# Can't make pixie frog eat anything but dubia's



## gbatemper (Jul 16, 2012)

My Pixie Frog won't eat anything but Dubia roaches. The previous owner most probably only fed it that.
I like to give it a varied diet, so I tried giving a mouse. It was not interested at all and ignored it.

So, maybe the mice was maybe too big. I tried nightcrawlers, and  that was also ignored. Ignored crickets, and superworms too. I did this after not feeding it for around 3 weeks. Then I just put 1 dubia to see if it was just sick, but it literally jumped across the tank for it.


----------



## madamoisele (Jul 16, 2012)

Strap a dubia to the back of a mouse?

Reactions: Like 2


----------



## Low (Jul 16, 2012)

madamoisele said:


> Strap a dubia to the back of a mouse?


Lol....



Sent from my SAMSUNG-SGH-I897 using Tapatalk


----------



## gbatemper (Oct 4, 2012)

Still have this problem, any solutions? I'm thinking of starving him for a month or so and see if he will try nightcrawlers. 

What would happen is he wouldn't really bother chasing after the nightcrawler, he'd attempt to eat it but then would instantly give up if he missed. With the Dubia roaches he would definitely go across the tank for them. I want to feed them a variety of food and it's kinda boring to only feed them dubia roaches . Nightcrawlers was a no go, (Crickets I don't like).
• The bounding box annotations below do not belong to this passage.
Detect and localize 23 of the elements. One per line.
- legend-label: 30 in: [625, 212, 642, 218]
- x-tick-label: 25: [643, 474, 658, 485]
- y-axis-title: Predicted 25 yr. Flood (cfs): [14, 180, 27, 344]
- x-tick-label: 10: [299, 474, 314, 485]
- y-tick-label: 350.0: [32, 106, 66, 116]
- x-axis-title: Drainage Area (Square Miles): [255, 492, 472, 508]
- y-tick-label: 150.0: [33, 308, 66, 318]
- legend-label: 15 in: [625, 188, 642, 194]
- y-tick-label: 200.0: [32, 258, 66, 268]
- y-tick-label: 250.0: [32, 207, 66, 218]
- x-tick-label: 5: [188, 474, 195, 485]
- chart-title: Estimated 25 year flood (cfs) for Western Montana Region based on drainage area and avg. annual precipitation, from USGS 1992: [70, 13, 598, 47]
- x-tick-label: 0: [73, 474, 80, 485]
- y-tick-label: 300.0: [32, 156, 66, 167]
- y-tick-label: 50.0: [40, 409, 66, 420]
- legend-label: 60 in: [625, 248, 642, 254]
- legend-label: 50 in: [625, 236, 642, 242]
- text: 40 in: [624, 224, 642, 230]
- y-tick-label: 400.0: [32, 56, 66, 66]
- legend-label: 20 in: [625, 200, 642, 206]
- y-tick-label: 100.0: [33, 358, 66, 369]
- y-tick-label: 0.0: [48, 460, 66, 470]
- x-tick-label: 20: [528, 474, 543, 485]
Do you think starving him for a month would make him eat other food?


----------



## bugmankeith (Oct 4, 2012)

Try small earthworms from outside, night crawlers are too big. Also small crickets and mabye a waxworm.

Reactions: Like 1


----------



## The Snark (Oct 4, 2012)

I''l give you a quote straight from the main man, Gerald Durrell.
"What the animals eat is the bane and torment of animal collectors and keepers world wide. When collecting the animal the original food sources need to be identified and then substitute foods must be provided. I haven't know of an animal that follows the book. Each one has food idiosyncrasies that seem deliberately intended to drive the keeper crazy."

Reactions: Like 2


----------



## Hobo (Oct 4, 2012)

Mine never seemed to care for night crawlers until I put him in a tub of chin-high water with 'em. On land he tried to use his tongue to get them, which never worked and he quickly lost interest after a couple of worms. But in the water, the worms squirm around like crazy and he uses his mouth to grab them underwater, which seems to be more successful. If he got bored/tired, I'd chuck a worm right at the water in front of him so it'd make a big splash, and it usually renewed interest.

So try that, I guess.
It's still strange that he won't eat, being a pyxie. Mine, and others I've seen go for anything remotely moving, even his own bubbles and dirt clods he stirs up in his water. I'm assuming he's warm enough an all that? I so, maybe he's just that way.

Also, lol at night crawlers being too big. Nothing's too big for a pyxie!

Reactions: Like 1


----------



## gbatemper (Oct 4, 2012)

My pixie frog is around 5 inch male and 3 inch female. Perhaps the 2 medium sized heat pads in the side walls of the corner of a 20 gallon tank isn't enough heat? I will get a heat lamp and see what would happen.
I've also tried small mice that are smaller then them to no avail, they would only bite back if they got bit (Which I immediately removed the mouse out of the tank and treated it well, it was some time ago) 

@Hobo thanks for the tip, but I've tried putting them in water and he literally doesnt even care about them. He ignores them and the worms end up drowning. 
@The Snark I have no clue what pixie frogs eat in the wild lol
@bugmankeith The nightcrawler was definetly good enough for a 5/3 inch pixies.


----------



## tpduckwa (Oct 5, 2012)

have you tried feeder fish?  rosy red minnows/small comet goldfish?


----------



## Louise E. Rothstein (Oct 10, 2012)

The "fussy" frog may have no problem.
 I suspect that his presumed "need" for "a varied diet" may reflect human bias-WE need varied foods!!! We LOVE varied foods!!! We HATE "the same stuff!!!
Humans are naturally omnivorous-much more so than any known amphibian. 
And we do tend to project our propensities upon other species-just look at that effort to STARVE the "fussy" frog into "liking" "variety."

Phooey.

The "variety" that WE like so much is a "favor" that HE does not really "need" in the least-and does not even enjoy.

The roaches that WE do not like feed that frog just fine.


----------



## Beardo (Oct 10, 2012)

Louise E. Rothstein said:


> The "fussy" frog may have no problem.
> I suspect that his presumed "need" for "a varied diet" may reflect human bias-WE need varied foods!!! We LOVE varied foods!!! We HATE "the same stuff!!!
> Humans are naturally omnivorous-much more so than any known amphibian.
> And we do tend to project our propensities upon other species-just look at that effort to STARVE the "fussy" frog into "liking" "variety."
> ...


Couldn't have said it any better myself. 

Its no problem that the Pixie will only eat dubia.....at least its something you cultivate yourself and is healthy for the frog. Thats all that matters!


----------